Van Horn, who has taken the majority of the courses CAAM offers, says that instruction significantly broadened his understanding of different kinds of archaeological study methods. Another doctoral candidate, Christopher LaMack, has also taken numerous CAAM courses in support of an archaeology-focused degree from the Department of Anthropology. He is also a teaching assistant in CAAM’s Digital Lab, and has been a research assistant on various CAAM lab projects.
“CAAM is an incredible resource for students in terms of training, equipment, and expertise,” LaMack says. “It’s also a source of intellectual and social community within the Museum—anchored by world-class researchers—that brings together students and others from diverse departments and scholarly traditions. CAAM elevates the study of the past at Penn beyond what’s available at peer institutions.”
Significantly, Van Horn adds, CAAM offers undergraduates a unique opportunity to experience and learn about archaeology firsthand. “Something that really sets CAAM apart is the degree to which undergraduate opportunities exist within the space,” he says. “Learning alongside graduate students helps undergraduates reach for the next level of content, in my opinion, but it’s also a chance for them to enroll in classes that often have original research as the product rather than a paper or final exam. It’s a really good way for students to, in some cases, get a publication before they finish their undergraduate degree—to be able to do that as an undergraduate is huge.”
Even with the growth that’s happened the past 10 years, Boileau and Tartaron are looking ahead. They recently completed a three-year growth plan for CAAM that aims to expand the types of courses offered, as well as provide more lab and fieldwork opportunities locally and abroad.
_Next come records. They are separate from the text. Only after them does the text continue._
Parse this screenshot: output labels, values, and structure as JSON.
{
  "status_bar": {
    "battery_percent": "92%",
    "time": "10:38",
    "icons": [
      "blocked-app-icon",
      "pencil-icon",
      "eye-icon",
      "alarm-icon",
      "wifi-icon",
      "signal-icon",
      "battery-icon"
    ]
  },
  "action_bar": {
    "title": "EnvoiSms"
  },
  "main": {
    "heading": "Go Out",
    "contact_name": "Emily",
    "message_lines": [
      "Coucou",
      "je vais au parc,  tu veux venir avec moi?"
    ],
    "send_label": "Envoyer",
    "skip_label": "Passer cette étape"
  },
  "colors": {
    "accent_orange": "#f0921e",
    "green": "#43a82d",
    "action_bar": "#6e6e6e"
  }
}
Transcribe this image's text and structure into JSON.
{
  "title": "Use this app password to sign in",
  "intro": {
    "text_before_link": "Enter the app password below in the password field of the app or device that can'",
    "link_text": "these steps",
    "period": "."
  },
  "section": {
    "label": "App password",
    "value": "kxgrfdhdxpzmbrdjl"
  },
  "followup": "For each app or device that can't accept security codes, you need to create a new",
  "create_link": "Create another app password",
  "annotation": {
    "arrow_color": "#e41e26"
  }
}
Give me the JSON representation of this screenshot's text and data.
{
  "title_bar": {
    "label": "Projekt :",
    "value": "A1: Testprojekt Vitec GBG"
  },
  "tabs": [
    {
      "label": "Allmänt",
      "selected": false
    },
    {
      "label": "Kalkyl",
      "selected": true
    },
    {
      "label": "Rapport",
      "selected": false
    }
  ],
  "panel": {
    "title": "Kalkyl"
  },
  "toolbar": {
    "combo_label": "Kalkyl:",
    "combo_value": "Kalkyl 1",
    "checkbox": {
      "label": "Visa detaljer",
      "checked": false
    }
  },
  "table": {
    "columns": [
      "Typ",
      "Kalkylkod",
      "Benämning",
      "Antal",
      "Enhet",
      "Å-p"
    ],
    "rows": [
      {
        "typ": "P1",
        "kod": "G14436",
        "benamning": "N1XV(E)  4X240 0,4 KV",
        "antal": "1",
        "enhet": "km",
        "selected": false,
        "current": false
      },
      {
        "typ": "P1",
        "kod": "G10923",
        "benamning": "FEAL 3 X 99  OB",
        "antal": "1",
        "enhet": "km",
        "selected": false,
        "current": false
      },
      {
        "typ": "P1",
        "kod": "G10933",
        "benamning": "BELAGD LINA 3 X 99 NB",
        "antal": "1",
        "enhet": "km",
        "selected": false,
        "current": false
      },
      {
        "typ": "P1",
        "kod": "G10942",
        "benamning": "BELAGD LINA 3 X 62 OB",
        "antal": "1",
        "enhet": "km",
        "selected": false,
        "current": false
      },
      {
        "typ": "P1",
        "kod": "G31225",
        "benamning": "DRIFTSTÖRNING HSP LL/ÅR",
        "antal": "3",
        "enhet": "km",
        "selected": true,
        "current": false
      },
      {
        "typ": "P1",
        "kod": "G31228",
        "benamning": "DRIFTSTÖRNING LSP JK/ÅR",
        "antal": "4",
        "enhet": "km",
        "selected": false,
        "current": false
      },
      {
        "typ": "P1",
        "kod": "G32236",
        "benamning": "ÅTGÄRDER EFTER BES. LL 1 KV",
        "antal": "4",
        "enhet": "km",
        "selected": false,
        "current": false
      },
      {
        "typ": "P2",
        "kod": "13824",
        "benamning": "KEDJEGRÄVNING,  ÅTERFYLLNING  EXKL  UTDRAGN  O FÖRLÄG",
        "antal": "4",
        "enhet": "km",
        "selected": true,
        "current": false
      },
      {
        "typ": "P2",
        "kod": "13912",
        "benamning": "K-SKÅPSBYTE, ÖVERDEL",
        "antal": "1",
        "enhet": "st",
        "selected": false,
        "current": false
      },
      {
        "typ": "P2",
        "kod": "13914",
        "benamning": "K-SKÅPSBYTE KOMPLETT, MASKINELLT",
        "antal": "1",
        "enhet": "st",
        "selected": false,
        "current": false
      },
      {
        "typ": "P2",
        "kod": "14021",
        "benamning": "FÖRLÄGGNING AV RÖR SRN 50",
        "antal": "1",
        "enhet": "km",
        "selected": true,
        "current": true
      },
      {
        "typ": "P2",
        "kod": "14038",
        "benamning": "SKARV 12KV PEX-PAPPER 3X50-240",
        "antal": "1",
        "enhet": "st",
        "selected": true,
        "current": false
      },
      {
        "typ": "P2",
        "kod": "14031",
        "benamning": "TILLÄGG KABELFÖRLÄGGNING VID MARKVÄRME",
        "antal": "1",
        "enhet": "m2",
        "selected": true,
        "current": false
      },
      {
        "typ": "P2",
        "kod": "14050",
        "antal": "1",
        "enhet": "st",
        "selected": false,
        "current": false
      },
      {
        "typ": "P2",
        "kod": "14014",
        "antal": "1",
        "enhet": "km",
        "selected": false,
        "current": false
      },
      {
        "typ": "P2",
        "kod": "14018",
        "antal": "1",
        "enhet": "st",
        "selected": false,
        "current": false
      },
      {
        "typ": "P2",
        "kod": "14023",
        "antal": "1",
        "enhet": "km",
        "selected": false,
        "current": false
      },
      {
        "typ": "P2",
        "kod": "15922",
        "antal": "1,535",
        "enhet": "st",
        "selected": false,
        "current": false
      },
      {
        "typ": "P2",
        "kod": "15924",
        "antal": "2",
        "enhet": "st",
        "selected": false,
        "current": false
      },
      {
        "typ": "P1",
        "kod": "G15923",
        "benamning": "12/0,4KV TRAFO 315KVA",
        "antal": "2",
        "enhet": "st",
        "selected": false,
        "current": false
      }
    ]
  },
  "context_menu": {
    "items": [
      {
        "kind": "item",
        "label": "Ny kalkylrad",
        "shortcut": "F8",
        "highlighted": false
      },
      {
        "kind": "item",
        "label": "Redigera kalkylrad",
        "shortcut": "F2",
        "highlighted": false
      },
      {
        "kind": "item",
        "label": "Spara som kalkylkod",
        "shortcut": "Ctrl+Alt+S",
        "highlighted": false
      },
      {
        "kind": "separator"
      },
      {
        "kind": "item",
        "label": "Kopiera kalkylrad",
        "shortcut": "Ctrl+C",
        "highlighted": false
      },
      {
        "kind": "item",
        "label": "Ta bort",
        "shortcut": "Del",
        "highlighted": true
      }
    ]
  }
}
It’s a far cry from where it all began, Tartaron says. “We had to convince people that this thing would work: ‘If we build it, will they come?’ And the answer has been resoundingly yes,” he says. “Students who take our courses are coming from all over the University—different programs, different majors. It’s been extraordinarily successful, and that’s why our 10-year celebration is a true celebration of growth and potential for the future.”